You became the highest run-scorer in the recently concluded season of the Quaid-e-Azam Trophy. Is there anything different you have done with your batting technique for which you have been rewarded?

“I was disappointed that I didn’t get a chance in the Khyber Pakhtunkhwa’s first eleven in 2019-20 season of Quaid-e-Azam Trophy. Although I did score four half-centuries for KPK’s second eleven but I wanted to make a mark in Pakistan’s premier domestic competition. I worked really hard in the off-season and thanks to Almighty Allah, he has rewarded me with results and I want to build up on that.”

How has been your cricketing journey so far and who are the people that have helped you the most?

It has been a difficult road and I have to work really hard to reach where I am right now. I am very thankful to my family and especially my brothers who have backed me throughout. All the people in the Arshad Khan academy who have helped me in perfecting my game. A very special thanks to my coach and mentor Qazi Shafiq Lala whose guidance and experience has always been beneficial for me.

Which cricketer do you idolize?

There are many world class players that I admire and always try to learn from their work ethics and how they approach the game. These days my favourites are Babar Azam, Muhammad Hafeez and Virat Kohli and I aspire to take my game to that level.

You were not picked by any franchise in the recent draft of Pakistan Super League. Are you disappointed?

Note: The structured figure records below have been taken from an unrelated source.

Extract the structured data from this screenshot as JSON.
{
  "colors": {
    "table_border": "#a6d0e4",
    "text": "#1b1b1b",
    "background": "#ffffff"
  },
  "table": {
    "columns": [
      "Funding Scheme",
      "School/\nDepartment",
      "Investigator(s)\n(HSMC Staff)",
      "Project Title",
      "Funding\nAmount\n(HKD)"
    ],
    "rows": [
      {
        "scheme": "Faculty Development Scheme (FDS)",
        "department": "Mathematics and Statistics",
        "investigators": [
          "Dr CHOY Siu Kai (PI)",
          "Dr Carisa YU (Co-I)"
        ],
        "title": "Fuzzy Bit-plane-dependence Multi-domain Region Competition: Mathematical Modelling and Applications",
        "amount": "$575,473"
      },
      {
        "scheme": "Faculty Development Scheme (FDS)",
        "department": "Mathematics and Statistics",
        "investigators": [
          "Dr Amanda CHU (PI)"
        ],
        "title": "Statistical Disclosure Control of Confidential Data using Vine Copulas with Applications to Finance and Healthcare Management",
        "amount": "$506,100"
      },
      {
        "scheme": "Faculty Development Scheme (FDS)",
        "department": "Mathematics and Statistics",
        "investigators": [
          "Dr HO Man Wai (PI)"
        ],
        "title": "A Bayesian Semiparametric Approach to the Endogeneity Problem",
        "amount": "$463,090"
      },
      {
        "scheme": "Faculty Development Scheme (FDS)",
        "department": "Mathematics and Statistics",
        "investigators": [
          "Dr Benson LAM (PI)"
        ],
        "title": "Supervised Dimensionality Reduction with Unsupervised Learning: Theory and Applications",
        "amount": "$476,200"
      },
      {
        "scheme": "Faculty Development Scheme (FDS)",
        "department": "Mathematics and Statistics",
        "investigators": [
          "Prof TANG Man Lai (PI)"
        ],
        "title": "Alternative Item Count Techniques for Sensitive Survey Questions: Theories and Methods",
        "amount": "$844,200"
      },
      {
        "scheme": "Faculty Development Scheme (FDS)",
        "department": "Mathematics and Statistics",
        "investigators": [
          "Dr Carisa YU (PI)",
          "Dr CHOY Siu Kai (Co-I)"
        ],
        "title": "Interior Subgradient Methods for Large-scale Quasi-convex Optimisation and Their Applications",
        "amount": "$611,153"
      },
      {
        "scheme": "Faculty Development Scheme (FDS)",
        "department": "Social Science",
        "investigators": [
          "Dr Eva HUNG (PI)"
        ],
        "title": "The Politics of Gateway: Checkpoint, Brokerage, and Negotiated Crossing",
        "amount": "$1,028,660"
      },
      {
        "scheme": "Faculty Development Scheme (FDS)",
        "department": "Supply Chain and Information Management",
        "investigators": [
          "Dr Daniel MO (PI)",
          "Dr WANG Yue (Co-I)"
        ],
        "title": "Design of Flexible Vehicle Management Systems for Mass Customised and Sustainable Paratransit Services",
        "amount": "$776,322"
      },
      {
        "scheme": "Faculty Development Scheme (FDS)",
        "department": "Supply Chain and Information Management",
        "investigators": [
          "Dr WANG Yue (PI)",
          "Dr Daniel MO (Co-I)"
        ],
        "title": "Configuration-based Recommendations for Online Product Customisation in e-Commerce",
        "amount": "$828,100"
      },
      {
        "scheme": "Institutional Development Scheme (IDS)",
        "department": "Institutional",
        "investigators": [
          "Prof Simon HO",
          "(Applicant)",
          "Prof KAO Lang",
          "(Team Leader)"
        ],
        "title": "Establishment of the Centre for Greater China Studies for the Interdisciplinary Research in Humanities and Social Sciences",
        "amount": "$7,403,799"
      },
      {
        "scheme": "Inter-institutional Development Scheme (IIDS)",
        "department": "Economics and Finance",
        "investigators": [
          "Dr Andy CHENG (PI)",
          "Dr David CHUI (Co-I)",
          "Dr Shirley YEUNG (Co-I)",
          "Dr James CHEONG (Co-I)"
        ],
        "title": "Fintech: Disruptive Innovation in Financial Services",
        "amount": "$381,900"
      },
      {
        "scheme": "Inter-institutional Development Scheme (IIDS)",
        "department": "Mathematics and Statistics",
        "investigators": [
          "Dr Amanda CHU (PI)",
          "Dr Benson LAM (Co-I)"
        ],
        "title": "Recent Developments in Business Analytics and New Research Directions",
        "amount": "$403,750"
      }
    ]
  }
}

Yes, you do get disappointed when you don’t get pick after such great performance but I am not thinking about it. I will keep working hard and will further improve my game this year.

What are your plans for the future?

Just like every cricketer, my dream is to represent Pakistan and I am very hopeful that selectors will consider my recent performances and give me a chance in the upcoming home series against South Africa.

Early Career

Hailing from Upper Dir, Ghulam made his first-class debut in 2013 for Abbottabad against Karachi Blues. He had a decent outing as he scored 25 with the bat and bowled 8 over for just 15 runs. The match ended in a draw.

In 2014, Kamran Ghulam was a part of Pakistan team that made it to the finals of the Under-19 World Cup where they lost to South Africa. Ghulam had a slow start to the tournament but produced a brilliant all-round performance in the knockout game against Sri Lanka. He was sent out to bat at number three and scored a quick-fire 52 off 44 balls. He followed this with a miserly bowling spell in which he bagged two wickets for just 19 runs.

In the semi-final against England, he produced another crucial spell of left-arm spin to restrict them to a low score which Pakistan eventually chased down to make it into the final.

In the past, he has faced criticism from many on his strike rate. But in the final against Central Punjab, he answered his critics well. On a difficult seaming pitch, against the likes of Hasan Ali and Waqas Maqsood, he produced brilliant counter-attacking innings to give his team a strong foundation.

In the second innings where he scored a magnificent 107, he was in a class of his own. From the word go, he was on top of a very good Central Punjab bowling attack. Against spin, he danced down the wicket and kept his shape against the pace bowlers. His innings comprised of 16 fours and one six. In the match, he hit 31 boundaries and two sixes.

To score runs in a match of this magnitude is not only a morale booster for the player but also gives a strong message to the selectors about the talent and mental strength. After a disastrous New Zealand tour, there have been voices of giving him a chance in the upcoming series against South Africa. We have seen that teams like England and India give their domestic performers chance in the home tour to develop them properly. We don’t know what the future holds for Kamran Ghulam but he is certainly knocking on the doors of the national selection committee.

Ghulam didn’t play a single game in the 2019-20 edition of the Quaid-e-Azam Trophy. It is astonishing as he had an average of 40 and 45 with the bat in the previous seasons. But keeping behind the frustration of previous years he has let his bat do the talking this time around.